Fast and Quantitative Phospholipidomic Analysis of SH-SY5Y Neuroblastoma Cell Cultures Using Liquid Chromatography–Tandem Mass Spectrometry and (31)P Nuclear Magnetic Resonance

[Image: see text] Global lipid analysis still lags behind proteomics with respect to the availability of databases, experimental protocols, and specialized software. Determining the lipidome of cellular model systems in common use is of particular importance, especially when research questions involve lipids directly. In Parkinson’s disease research, there is a growing awareness for the role of the biological membrane, where individual lipids may contribute to provoking α-synuclein oligomerisation and fibrillation.
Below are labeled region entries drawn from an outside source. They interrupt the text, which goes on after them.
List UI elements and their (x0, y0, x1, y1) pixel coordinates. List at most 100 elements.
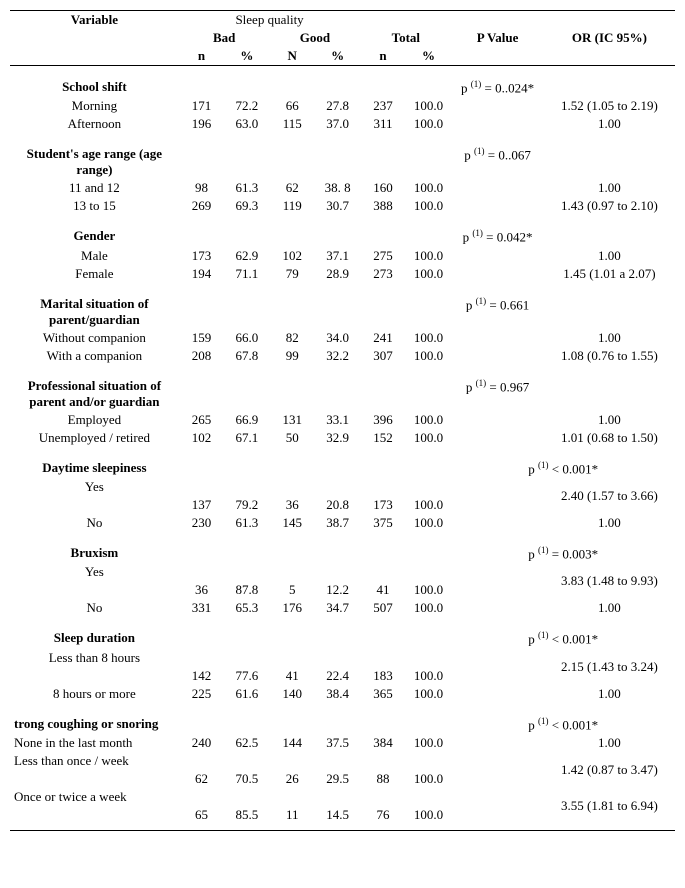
p-value: p (1) = 0.003* (451, 544, 675, 563)
cell-bn: 36 (179, 581, 224, 599)
cell-bp: 87.8 (224, 581, 269, 599)
cell-gp: 32.9 (315, 429, 360, 447)
row-label: Unemployed / retired (10, 429, 179, 447)
cell-tp: 100.0 (406, 329, 452, 347)
cell-bp: 70.5 (224, 770, 269, 788)
odds-ratio: 1.08 (0.76 to 1.55) (544, 347, 675, 365)
row-label: None in the last month (10, 734, 179, 752)
cell-gn: 36 (270, 496, 315, 514)
cell-tp: 100.0 (406, 685, 452, 703)
odds-ratio: 1.43 (0.97 to 2.10) (544, 197, 675, 215)
odds-ratio: 1.00 (544, 599, 675, 617)
row-label: Afternoon (10, 115, 179, 133)
cell-tn: 311 (360, 115, 405, 133)
cell-gn: 140 (270, 685, 315, 703)
cell-bn: 142 (179, 667, 224, 685)
p-value: p (1) = 0..024* (451, 78, 544, 97)
cell-tn: 237 (360, 97, 405, 115)
cell-tp: 100.0 (406, 734, 452, 752)
cell-tp: 100.0 (406, 411, 452, 429)
header-bad-n: n (179, 47, 224, 66)
cell-bn: 102 (179, 429, 224, 447)
p-value: p (1) < 0.001* (451, 459, 675, 478)
odds-ratio: 2.15 (1.43 to 3.24) (544, 649, 675, 685)
cell-bn: 196 (179, 115, 224, 133)
cell-bp: 66.0 (224, 329, 269, 347)
cell-tn: 388 (360, 197, 405, 215)
cell-bp: 66.9 (224, 411, 269, 429)
cell-bp: 69.3 (224, 197, 269, 215)
cell-bp: 71.1 (224, 265, 269, 283)
row-label: Less than 8 hours (10, 649, 179, 667)
cell-bn: 240 (179, 734, 224, 752)
cell-gn: 82 (270, 329, 315, 347)
odds-ratio: 1.00 (544, 411, 675, 429)
cell-gp: 20.8 (315, 496, 360, 514)
cell-gp: 38. 8 (315, 179, 360, 197)
section-title: Daytime sleepiness (10, 459, 179, 478)
cell-gp: 38.7 (315, 514, 360, 532)
cell-gp: 12.2 (315, 581, 360, 599)
cell-gp: 22.4 (315, 667, 360, 685)
cell-tp: 100.0 (406, 667, 452, 685)
header-variable: Variable (10, 11, 179, 66)
row-label: Morning (10, 97, 179, 115)
cell-bn: 137 (179, 496, 224, 514)
cell-tn: 365 (360, 685, 405, 703)
cell-tn: 173 (360, 496, 405, 514)
row-label: No (10, 599, 179, 617)
cell-gn: 145 (270, 514, 315, 532)
cell-tp: 100.0 (406, 347, 452, 365)
cell-tp: 100.0 (406, 514, 452, 532)
cell-gp: 32.2 (315, 347, 360, 365)
cell-tp: 100.0 (406, 581, 452, 599)
p-value: p (1) = 0.967 (451, 377, 544, 411)
cell-gp: 29.5 (315, 770, 360, 788)
cell-tp: 100.0 (406, 770, 452, 788)
section-title: Gender (10, 227, 179, 246)
header-total-pct: % (406, 47, 452, 66)
cell-tp: 100.0 (406, 599, 452, 617)
cell-bp: 65.3 (224, 599, 269, 617)
cell-gn: 99 (270, 347, 315, 365)
header-total: Total (360, 29, 451, 47)
section-title: Marital situation of parent/guardian (10, 295, 179, 329)
cell-bn: 230 (179, 514, 224, 532)
odds-ratio: 1.00 (544, 329, 675, 347)
cell-gn: 119 (270, 197, 315, 215)
header-good-pct: % (315, 47, 360, 66)
p-value: p (1) < 0.001* (451, 629, 675, 648)
odds-ratio: 1.00 (544, 734, 675, 752)
cell-gp: 34.0 (315, 329, 360, 347)
row-label: Less than once / week (10, 752, 179, 770)
odds-ratio: 1.45 (1.01 a 2.07) (544, 265, 675, 283)
cell-bn: 171 (179, 97, 224, 115)
p-value: p (1) = 0.661 (451, 295, 544, 329)
header-good: Good (270, 29, 361, 47)
section-title: School shift (10, 78, 179, 97)
cell-tn: 183 (360, 667, 405, 685)
header-total-n: n (360, 47, 405, 66)
odds-ratio: 1.52 (1.05 to 2.19) (544, 97, 675, 115)
cell-gn: 176 (270, 599, 315, 617)
cell-gp: 37.5 (315, 734, 360, 752)
cell-tn: 241 (360, 329, 405, 347)
cell-tp: 100.0 (406, 496, 452, 514)
cell-bn: 159 (179, 329, 224, 347)
cell-tn: 275 (360, 247, 405, 265)
cell-tn: 307 (360, 347, 405, 365)
cell-gp: 14.5 (315, 806, 360, 824)
section-title: Professional situation of parent and/or … (10, 377, 179, 411)
row-label: 8 hours or more (10, 685, 179, 703)
cell-tn: 41 (360, 581, 405, 599)
header-sleep-quality: Sleep quality (179, 11, 361, 30)
cell-tp: 100.0 (406, 247, 452, 265)
cell-bn: 98 (179, 179, 224, 197)
cell-gn: 11 (270, 806, 315, 824)
row-label: Yes (10, 563, 179, 581)
row-label: Employed (10, 411, 179, 429)
cell-bn: 208 (179, 347, 224, 365)
cell-gn: 62 (270, 179, 315, 197)
section-title: Student's age range (age range) (10, 145, 179, 179)
section-title: Bruxism (10, 544, 179, 563)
We present an analysis of the whole cell and plasma membrane lipid isolates of a neuroblastoma cell line, SH-SY5Y, a commonly used model system for research on this and other neurodegenerative diseases. We have used two complementary lipidomics methods. The relative quantities of PC, PE, SMs, CL, PI, PG, and PS were determined by (31)P NMR. Fatty acid chain composition and their relative abundances within each phospholipid group were evaluated by liquid chromatography–tandem mass spectrometry. For this part of the analysis, we have developed and made available a set of Matlab scripts, LipMat. Our approach allowed us to observe several deviations of lipid abundances when compared to published reports regarding phospholipid analysis of cell cultures or brain matter. The most striking was the high abundance of PC (54.7 ± 1.9%) and low abundance of PE (17.8 ± 4.8%) and SMs (2.7 ± 1.2%). In addition, the observed abundance of PS was smaller than expected (4.7 ± 2.7%), similar to the observed abundance of PG (4.5 ± 1.8%). The observed fatty acid chain distribution was similar to the whole brain content with some notable differences: a higher abundance of 16:1 PC FA (17.4 ± 3.4% in PC whole cell content), lower abundance of 22:6 PE FA (15.9 ± 2.2% in plasma membrane fraction), and a complete lack of 22:6 PS FA.